Professor Lumbers graduated MBBS from University of Adelaide and was subsequently awarded a Doctorate in Medicine. She was the first woman to be awarded a CJ Martin Fellowship by the NMHRC and studied fetal physiology at the Nuffield Institute for Medical Research in Oxford. She established her own laboratory at UNSW 1974 and was funded by ARC, NHMRC, AKF and NHF. Professor Lumbers served on the Prime Minister’s Advisory Committee for Women in Science, Engineering and Technology. She has also served on Scientific and Advisory panels for the NHMRC, the NZ Health Research Council, the National Heart Foundation and Australian Research Council and been involved in the accreditation of medical schools by the Australian Medical Council. Eugenie was a member of the UNSW Council for 10 years and a board member of the NSW Division of the NHF. In 1999, Professor Lumbers became one of UNSW’s inaugural Scientia Professors and the first woman Scientia Professor at UNSW. In 1992 she was awarded a Vice-Chancellor’s Award for Teaching Excellence. In 2002 she was elected to the Australian Academy of Science and received the Centenary Medal of Federation. In 2010 she was elected a Fellow of the Royal Society of NSW.
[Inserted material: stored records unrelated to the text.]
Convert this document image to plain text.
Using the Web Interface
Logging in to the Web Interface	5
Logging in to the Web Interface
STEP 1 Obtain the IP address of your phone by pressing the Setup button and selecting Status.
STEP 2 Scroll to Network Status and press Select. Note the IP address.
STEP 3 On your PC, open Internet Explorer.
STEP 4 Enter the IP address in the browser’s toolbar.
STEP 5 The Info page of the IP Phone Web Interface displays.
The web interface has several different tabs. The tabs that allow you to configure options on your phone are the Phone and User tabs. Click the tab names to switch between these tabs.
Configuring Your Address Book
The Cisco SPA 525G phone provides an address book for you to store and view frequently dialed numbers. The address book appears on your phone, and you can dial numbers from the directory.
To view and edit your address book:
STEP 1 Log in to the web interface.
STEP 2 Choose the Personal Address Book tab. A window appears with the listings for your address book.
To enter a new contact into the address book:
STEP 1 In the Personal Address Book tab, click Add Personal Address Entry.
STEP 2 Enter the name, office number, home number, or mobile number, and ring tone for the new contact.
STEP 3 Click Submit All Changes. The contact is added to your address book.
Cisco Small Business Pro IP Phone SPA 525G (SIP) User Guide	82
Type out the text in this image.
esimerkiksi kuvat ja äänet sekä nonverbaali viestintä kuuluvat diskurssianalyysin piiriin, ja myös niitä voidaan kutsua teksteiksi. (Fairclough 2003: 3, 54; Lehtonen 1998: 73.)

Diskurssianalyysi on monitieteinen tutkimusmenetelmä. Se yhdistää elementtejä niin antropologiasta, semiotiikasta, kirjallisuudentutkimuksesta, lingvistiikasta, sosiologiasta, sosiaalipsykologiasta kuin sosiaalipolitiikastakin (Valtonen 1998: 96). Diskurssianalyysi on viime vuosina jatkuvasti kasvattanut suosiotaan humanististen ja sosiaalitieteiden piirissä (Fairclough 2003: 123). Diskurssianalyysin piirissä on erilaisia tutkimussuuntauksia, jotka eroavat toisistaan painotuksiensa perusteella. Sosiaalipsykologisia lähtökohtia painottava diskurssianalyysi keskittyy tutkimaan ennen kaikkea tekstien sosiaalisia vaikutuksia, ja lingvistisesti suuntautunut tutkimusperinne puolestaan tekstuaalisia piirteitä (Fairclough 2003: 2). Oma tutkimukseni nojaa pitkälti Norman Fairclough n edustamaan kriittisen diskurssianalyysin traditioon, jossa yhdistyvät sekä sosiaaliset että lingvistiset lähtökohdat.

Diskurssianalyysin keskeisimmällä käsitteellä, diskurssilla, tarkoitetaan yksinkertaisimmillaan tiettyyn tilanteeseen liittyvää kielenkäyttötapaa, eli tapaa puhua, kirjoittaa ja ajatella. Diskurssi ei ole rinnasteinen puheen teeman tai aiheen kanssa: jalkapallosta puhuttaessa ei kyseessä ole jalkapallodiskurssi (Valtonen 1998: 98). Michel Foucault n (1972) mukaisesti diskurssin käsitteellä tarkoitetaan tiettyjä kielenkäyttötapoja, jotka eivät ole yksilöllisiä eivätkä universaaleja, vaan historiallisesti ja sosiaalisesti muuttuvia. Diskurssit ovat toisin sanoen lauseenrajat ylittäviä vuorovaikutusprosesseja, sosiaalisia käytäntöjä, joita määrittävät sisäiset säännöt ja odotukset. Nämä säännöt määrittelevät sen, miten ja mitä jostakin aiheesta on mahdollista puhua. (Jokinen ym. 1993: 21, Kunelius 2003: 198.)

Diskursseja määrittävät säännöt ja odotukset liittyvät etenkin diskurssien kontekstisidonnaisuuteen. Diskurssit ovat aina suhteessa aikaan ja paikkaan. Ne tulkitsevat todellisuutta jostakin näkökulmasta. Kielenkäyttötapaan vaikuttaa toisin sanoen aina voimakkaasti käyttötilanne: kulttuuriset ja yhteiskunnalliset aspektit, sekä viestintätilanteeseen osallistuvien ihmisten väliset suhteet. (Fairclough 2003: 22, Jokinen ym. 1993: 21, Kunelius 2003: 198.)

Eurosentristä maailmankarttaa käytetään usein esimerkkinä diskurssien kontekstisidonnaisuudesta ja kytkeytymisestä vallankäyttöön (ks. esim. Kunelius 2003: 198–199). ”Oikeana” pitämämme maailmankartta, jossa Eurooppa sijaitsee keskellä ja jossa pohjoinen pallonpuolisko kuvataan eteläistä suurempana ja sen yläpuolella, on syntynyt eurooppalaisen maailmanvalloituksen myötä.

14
Professor Lumbers retired in 2003 and returned to research in 2006. In 2012 she was became a member of the Order of Australia (general division) She holds a fractional professorial position at University of Newcastle and positions at UNSW and University of Queensland and has NHMRC grants at the University of Newcastle and at University of Queensland.
Her research is broad-based having studied cardiovascular and fluid and electrolyte physiology in adult non-pregnant and pregnant animals, in the fetus and in the newborn. A major role interest is the roles of the renin-angiotensin system (RAS. She discovered inactive (pro) renin and with Brian Morris, showed that it was activated by proteases. Much of her work relates to development of the cardiovascular system and kidney including development of neural control of the circulation and programming. Professor Lumbers’ current interests are related to the role(s) of the renin-angiotensin system in human placentation and in pregnancy associated hypertension as well as programming of renal disease in human populations and in cardiac function in the preterm. She is also studying the role of the renin angiotensin system in cancer. She is married to William Forbes and has three children and five grandchildren.